Ganhei um “gift code” no Looke. Por 30 dias, filmes, filmes, filmes. Todo dia, ou quase todo dia, ou quando puder, um filme antes de dormir. Pra aproveitar o brinde ao máximo. Prefiro filmes a séries. Nunca postei essa “opinião impopular” nas redes sociais porque tenho vergonha na cara e ninguém me perguntou nada. Meu aniversário já passou, o Natal tá longe, não tinha data especial envolvida. Só ganhei o presente porque existem pessoas despretensiosas andando por aí, mas às vezes prestamos atenção demais no outro lado da rua.

8 DE AGOSTO, QUINTA-FEIRA

Comecei por 42 segundos sem dar um Google pra saber o resultado do polo aquático masculino em Barcelona-92. Muitas vezes, filmes com temática esportiva podem cair num caminho meio motivacional, meio autoajuda. Não foi o caso. Quase sempre, filmes com temática esportiva seguem a jornada do herói passo a passo. Justo, natural. Foi esse o caso. Quando vi o filme, fiquei pensando: sou quase zero competitivo, tenho quase pavor de competição, prefiro a cooperação. Essa pressão mental, essa ânsia pelo resultado não me faz bem. Não serve pra mim. Não gosto de fazer testes, de jogar.
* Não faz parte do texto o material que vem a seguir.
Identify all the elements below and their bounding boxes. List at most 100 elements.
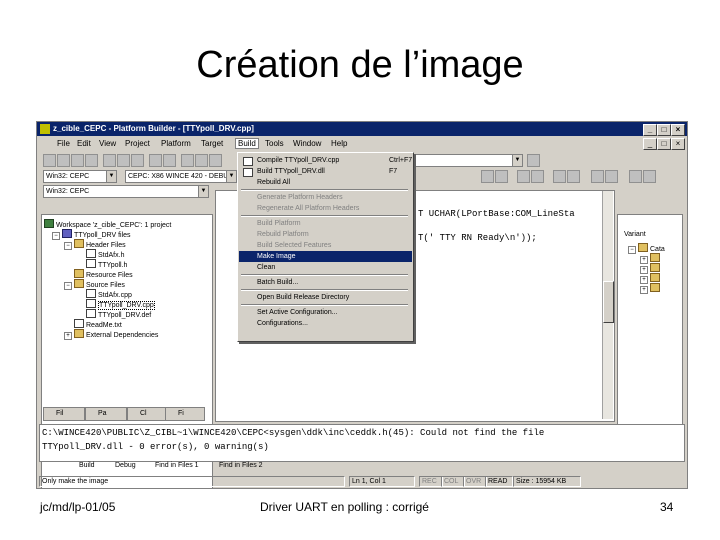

Um amigo de infância diz que sou mentiroso e que minha aversão a competições é por horror a perder, e que sou o cara mais competitivo do mundo em tudo na vida, mas disfarço, como um dependente químico repetindo “só por hoje” pra não ter recaídas. Talvez por isso, sou meio obcecado em acompanhar competições esportivas. Nem sempre de perto, quase sempre bem informado. Aprendi hinos de outros países vendo Fórmula 1; guardo lembranças da vida me guiando por anos de Copa do Mundo e de Jogos Olímpicos. Falei demais de mim e pouco do filme, eu sei. Como é insano ser atleta de alto rendimento. Pressão mental, cobrança, preparo, tomadas de decisão em poucos segundos. Impossível não respeitar. Só quem não respeito é o técnico, um idiota que usa da escrotidão pra motivar o time espanhol. Eu odiaria ser chefiado por alguém tão petulante assim. Mas não sou um atleta de alto rendimento.

10 DE AGOSTO, SEXTA-FEIRA

Existem pequenas raridades nos streamings menos populares. Como se estivéssemos atravessando uma mata fechada, somos obrigados a usar uma foice para desviar dos filmes mais badalados. De uma hora pra outra, entre aves sobrevoando nossas cabeças e mosquitos deixando caroços avermelhados na pele, encontramos as tais raridades. Às vezes, são espécies em extinção. Desse jeito, topei com Verônica, filme brasileiro de 2008 com a sempre excelente Andréa Beltrão de protagonista. Sinopse simples: uma professora de saco cheio da profissão tá num dia comum de tão chato, quando os pais de determinado aluno não aparecem; em pouco tempo, Verônica descobre que foram assassinados por bandidos da polícia e policiais do tráfico; o moleque tá jurado de morte e, enfim, é preciso fugir. Esse é daqueles filmes com ritmo corrido, como corridas também são as fugas, como corridos são uns momentos da vida em que fugimos sem parar, sem saber pra onde ir, talvez fugindo de nós mesmos. Talvez exista essa camada implícita na professora que se incumbe da missão suicida, entendiada pela recente separação do policial de comportamento ambíguo (Marco Ricca) e com os pais em condições delicadas de saúde. Um filme curto e bom. Tomara que mais gente tropece nessa raridade.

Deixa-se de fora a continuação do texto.